Seung K. Kim, MD, Ph.D.

Assistant Professor of Developmental Biology and Medicine (Oncology)

 

            Vertebrate organ development requires mechanisms to establish an integrated, stereotyped tissue pattern from multiple distinct cellular  components. Many vital organs derive from the endodermal and mesodermal germ layers to form the gastrointestinal and respiratory tracts, yet little is known about the genetic programs that coordinate steps culminating in proper organ morphogenesis and axial position, cell differentiation and physiologic function. Our goal is to identify and understand the pathways that govern organogenesis of the pancreas, a vital organ with endocrine and exocrine functions.
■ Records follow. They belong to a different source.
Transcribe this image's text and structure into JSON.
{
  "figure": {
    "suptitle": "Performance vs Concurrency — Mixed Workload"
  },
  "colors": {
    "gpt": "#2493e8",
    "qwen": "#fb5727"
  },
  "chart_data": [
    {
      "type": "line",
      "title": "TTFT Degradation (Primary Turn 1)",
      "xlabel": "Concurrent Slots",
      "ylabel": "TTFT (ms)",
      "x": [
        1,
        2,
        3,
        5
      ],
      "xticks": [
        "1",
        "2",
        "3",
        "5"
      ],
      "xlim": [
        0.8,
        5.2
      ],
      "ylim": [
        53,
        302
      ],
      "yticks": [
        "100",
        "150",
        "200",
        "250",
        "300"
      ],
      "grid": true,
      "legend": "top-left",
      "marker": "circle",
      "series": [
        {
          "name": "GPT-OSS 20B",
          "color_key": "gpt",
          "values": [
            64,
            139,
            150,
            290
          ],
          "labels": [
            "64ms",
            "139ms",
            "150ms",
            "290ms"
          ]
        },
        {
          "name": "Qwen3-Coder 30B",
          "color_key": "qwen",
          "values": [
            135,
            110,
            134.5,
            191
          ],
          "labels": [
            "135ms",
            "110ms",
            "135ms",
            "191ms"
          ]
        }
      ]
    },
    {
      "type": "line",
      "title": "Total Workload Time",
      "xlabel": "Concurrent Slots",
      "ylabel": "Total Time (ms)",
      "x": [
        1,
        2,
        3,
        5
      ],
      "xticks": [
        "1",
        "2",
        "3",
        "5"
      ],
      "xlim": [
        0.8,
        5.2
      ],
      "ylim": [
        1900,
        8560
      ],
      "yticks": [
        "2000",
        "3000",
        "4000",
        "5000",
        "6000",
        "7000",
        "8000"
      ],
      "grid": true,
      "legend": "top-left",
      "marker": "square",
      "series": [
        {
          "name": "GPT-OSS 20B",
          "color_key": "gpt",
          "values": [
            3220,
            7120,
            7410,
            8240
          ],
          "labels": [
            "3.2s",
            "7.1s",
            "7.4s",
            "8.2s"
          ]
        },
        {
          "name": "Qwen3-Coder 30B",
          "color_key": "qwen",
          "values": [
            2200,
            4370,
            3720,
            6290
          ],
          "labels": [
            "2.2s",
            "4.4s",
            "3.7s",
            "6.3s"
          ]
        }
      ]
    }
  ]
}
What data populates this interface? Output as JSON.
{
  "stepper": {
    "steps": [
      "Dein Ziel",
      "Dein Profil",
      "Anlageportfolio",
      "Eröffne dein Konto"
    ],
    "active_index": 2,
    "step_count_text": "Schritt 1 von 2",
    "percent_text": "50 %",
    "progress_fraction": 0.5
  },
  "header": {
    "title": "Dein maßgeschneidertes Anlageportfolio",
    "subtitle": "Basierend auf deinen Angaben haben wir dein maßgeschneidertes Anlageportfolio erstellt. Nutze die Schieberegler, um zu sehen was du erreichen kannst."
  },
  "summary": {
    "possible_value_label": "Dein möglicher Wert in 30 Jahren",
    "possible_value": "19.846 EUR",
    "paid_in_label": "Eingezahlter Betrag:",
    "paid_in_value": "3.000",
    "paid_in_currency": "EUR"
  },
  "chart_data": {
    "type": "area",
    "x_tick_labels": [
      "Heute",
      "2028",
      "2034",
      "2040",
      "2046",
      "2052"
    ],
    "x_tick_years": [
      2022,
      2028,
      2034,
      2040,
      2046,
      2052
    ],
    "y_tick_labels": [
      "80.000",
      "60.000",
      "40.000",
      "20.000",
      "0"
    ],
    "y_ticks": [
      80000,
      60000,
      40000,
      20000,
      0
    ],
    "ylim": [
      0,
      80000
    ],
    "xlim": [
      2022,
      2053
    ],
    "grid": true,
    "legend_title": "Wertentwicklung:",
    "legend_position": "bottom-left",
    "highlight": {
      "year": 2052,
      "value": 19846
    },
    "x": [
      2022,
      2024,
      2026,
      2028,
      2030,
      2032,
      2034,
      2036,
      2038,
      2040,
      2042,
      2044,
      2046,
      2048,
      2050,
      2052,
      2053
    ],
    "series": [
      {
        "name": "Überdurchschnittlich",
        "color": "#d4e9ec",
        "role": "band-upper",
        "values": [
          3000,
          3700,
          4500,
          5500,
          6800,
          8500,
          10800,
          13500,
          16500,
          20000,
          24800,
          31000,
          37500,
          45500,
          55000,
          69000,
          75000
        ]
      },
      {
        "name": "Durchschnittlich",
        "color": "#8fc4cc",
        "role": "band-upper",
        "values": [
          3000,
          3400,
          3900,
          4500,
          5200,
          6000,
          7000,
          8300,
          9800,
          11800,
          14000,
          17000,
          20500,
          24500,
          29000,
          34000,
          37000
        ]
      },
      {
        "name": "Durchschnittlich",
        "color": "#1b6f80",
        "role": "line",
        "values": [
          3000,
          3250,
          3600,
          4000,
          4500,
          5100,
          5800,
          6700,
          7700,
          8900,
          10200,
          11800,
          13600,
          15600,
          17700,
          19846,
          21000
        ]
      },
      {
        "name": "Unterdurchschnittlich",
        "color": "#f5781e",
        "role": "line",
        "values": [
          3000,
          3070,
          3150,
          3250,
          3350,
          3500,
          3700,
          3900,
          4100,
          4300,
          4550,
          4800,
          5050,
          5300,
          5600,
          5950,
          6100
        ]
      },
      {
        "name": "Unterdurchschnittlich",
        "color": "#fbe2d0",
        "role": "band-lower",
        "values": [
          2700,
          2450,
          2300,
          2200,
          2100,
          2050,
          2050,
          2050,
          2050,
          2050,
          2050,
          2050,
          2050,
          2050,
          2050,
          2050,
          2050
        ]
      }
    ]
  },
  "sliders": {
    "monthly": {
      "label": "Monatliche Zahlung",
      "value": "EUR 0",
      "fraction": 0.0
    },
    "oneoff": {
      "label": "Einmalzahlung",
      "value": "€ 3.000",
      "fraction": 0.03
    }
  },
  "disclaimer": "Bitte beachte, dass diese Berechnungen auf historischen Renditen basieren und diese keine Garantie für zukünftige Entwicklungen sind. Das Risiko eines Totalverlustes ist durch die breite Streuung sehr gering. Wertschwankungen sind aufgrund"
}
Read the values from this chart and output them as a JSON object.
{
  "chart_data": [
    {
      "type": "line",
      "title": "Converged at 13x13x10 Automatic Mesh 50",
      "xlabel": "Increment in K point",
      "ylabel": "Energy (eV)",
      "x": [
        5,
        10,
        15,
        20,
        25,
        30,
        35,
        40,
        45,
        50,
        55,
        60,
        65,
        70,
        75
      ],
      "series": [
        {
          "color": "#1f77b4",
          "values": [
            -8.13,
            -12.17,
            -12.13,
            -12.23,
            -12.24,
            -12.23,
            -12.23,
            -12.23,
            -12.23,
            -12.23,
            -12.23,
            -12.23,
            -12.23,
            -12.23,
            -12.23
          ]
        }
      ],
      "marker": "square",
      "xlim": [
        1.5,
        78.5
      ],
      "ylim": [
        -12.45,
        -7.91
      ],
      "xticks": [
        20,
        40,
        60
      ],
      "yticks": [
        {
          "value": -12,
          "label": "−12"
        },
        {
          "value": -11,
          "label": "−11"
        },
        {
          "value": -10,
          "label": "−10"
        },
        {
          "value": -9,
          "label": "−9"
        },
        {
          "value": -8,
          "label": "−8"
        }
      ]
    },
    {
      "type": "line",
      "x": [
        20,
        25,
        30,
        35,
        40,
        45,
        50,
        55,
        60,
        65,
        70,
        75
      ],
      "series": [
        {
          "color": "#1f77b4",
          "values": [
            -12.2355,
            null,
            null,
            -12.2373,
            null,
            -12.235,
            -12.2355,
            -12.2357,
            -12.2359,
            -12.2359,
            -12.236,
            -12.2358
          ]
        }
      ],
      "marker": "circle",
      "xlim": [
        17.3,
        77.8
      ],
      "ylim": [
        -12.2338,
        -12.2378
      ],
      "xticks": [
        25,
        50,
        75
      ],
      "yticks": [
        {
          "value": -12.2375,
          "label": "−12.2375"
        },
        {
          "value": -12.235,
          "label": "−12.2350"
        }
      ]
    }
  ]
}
            We are using Drosophila, chicks, and mice, organisms accessible to embryological, genetic and molecular methods, to identify cell interactions and signaling pathways that regulate early steps in pancreas development. Some of the pathways active during ontogeny also regulate pancreatic growth during adulthood, and we are studying the role of these genetic pathways in growth control and function of the  mature pancreas in mice. Signaling errors in these pathways may promote pathogenesis of human pancreatic disease states, including diabetes mellitus and pancreatic cancer. We have recently used embryonic stem (ES) cells to develop an in vitro model of islet development. We plan to use our understanding of embryonic pancreatic development and ES cell-derived materials to establish novel strategies for islet cell replacement in type I diabetes mellitus.